Modern Slavery and Human Trafficking
The Modern Slavery Act 2015 specifies that public authorities have a duty to notify the Secretary of State of any individual identified in England and Wales as a suspected victim of slavery or human trafficking.
Victims of modern slavery can be any age, gender, nationality and ethnicity. It often involves people who are trying to escape poverty or discrimination, trying to improve their lives, support their families.
Traffickers and slave masters use whatever ways they can to pressure, deceive and force individuals into a life of abuse, servitude and inhumane treatment.
This can include violence and threats, forcing people into debt, and is always about controlling people to exploit them for financial or personal gain.
They may use concerns about an individual’s immigration status or worries that their families may be at risk if they resist.
Human trafficking is the process by which people become trapped and exploited. It does not have to involve travel, although people may be moved across borders or into countries.
Safeguarding adults duties apply where a victim of modern slavery has care and support needs, and as a result of those needs is unable to protect themselves from abuse or harm. For example, someone with a learning disability may be employed but work long hours for very little pay, the employer taking advantage of them.
What might it look like?
- Sexual exploitation including prostitution and ‘adult entertainment’
- Forced labour – commonly in agricultural, construction, food processing, hospitality industries, factories, car washers and nail bars – farming, textile production
- Domestic servitude
- Organ harvesting
- Forced criminality – includes cannabis cultivation, street crime, forced begging, burglary, metal theft and benefit fraud
How might you recognise it?
People may be:
- Distrustful of authorities
- Expression of fear or anxiety
- Signs of psychological trauma
- Acts as if instructed by another
- Injuries apparently a result of assault or controlling measures
- Evidence of control over movement, either as an individual or as a group
- Found in or connected to a type of location likely to be used for exploitation
- Restriction of movement and confinement to the workplace or to a limited area
- Limited social contact / contact with family
- Unable or reluctant to give details of accommodation or work address
- Perception of being bonded by debt
- Money deducted from salary for food or accommodation
- Threat of being handed over to authorities
- Threats against the individual or their family members
- No or limited access to bathroom or hygiene facilities, or medical care
- Passport or documents held by someone else
- Being placed in a dependency situation
Norfolk Anti-Slavery Network
In 2020, the Norfolk Anti-Slavery Network was set up with support from the Red Cross. NSAB are proud to be part of this partnership, supporting the work raising awareness of the issues, improving recognition of those affected, and promoting effective responses where modern slavery and or human trafficking is found.

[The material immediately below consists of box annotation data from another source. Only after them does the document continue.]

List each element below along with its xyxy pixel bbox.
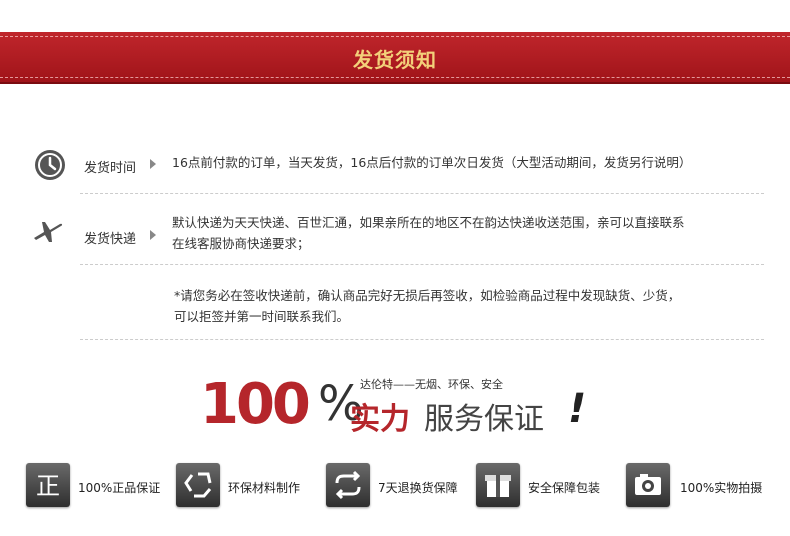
shipping-time-label: 发货时间 (84, 161, 137, 176)
camera-icon (626, 463, 670, 507)
banner-title: 发货须知 (353, 48, 437, 72)
divider (80, 193, 764, 194)
note-line2: 可以拒签并第一时间联系我们。 (174, 309, 350, 324)
divider (80, 264, 764, 265)
divider (80, 339, 764, 340)
guarantee-number: 100 (200, 372, 311, 437)
guarantee-main-dark: 服务保证 (424, 402, 544, 437)
shipping-courier-text-line1: 默认快递为天天快递、百世汇通，如果亲所在的地区不在韵达快递收送范围，亲可以直接联… (172, 215, 685, 230)
clock-icon (35, 150, 65, 180)
badge-label: 安全保障包装 (528, 481, 601, 495)
shipping-time-text: 16点前付款的订单，当天发货，16点后付款的订单次日发货（大型活动期间，发货另行… (172, 155, 692, 170)
guarantee-subtitle: 达伦特——无烟、环保、安全 (360, 378, 503, 391)
recycle-icon (176, 463, 220, 507)
zheng-icon: 正 (26, 463, 70, 507)
badge-label: 100%正品保证 (78, 481, 161, 495)
badge-label: 7天退换货保障 (378, 481, 458, 495)
note-line1: *请您务必在签收快递前，确认商品完好无损后再签收，如检验商品过程中发现缺货、少货… (174, 288, 681, 303)
title-banner: 发货须知 (0, 32, 790, 82)
guarantee-slogan: 100 % 达伦特——无烟、环保、安全 实力 服务保证 ! (200, 372, 600, 437)
badge-label: 环保材料制作 (228, 481, 301, 495)
arrow-right-icon (150, 230, 156, 240)
arrow-right-icon (150, 159, 156, 169)
exchange-icon (326, 463, 370, 507)
gift-box-icon (476, 463, 520, 507)
svg-text:正: 正 (36, 472, 60, 500)
shipping-courier-text-line2: 在线客服协商快递要求； (172, 236, 310, 251)
airplane-icon (34, 222, 63, 242)
badge-label: 100%实物拍摄 (680, 481, 763, 495)
guarantee-main-red: 实力 (350, 402, 410, 437)
shipping-courier-label: 发货快递 (84, 232, 137, 247)
guarantee-exclaim: ! (568, 386, 587, 432)
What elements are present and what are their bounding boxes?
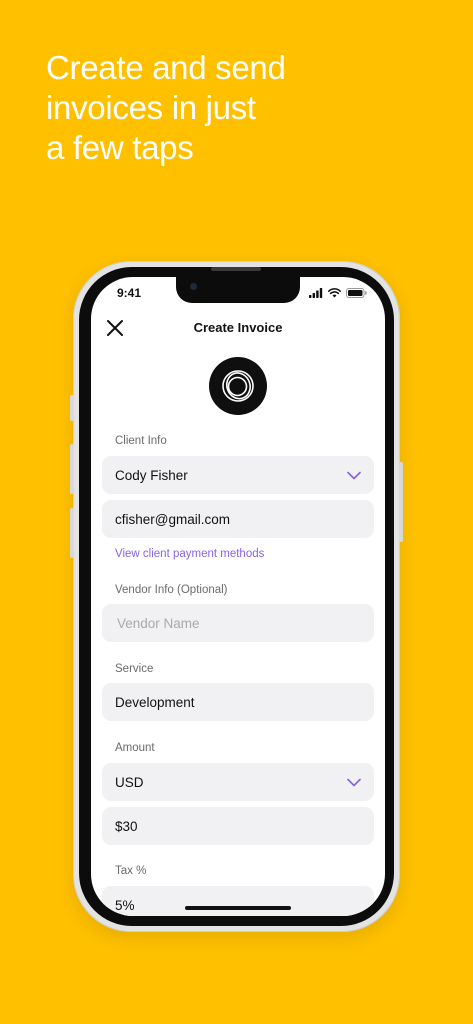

- to help prevent ‘hidden’ crimes which are traditionally under-reported and, crucially, to support those who are victims of such crimes.
- To provide leadership and to strengthen and enhance the multi-agency response to modern slavery and human trafficking in Norfolk
National Referral Mechanism (NRM)
The NRM is the UK’s system for identifying and supporting victims of modern slavery. Potential victims of modern slavery are referred into the NRM, and if the Single Competent Authority within the Home Office assesses there to be reasonable grounds to believe that the individual is a victim of modern slavery, the individual will receive a minimum of 45 days of support as a recovery and reflection period, delivered through the Victim Care Contract (VCC).
Following a positive Conclusive Grounds (CG) decision, victims will be exited from VCC support only when appropriate to do so. Victims will receive at least 45 days of support during the move-on period during which the support provider will help the victim transition out of support The VCC provides adult victims in England and Wales access to a tailored and specialised package of care and support. This includes but is not limited to accommodation; material assistance; counselling; access to mental, physical and dental health services; and signposting to legal support. The Salvation Army is the Prime Contractor of the VCC and provides support through their 13 subcontractors.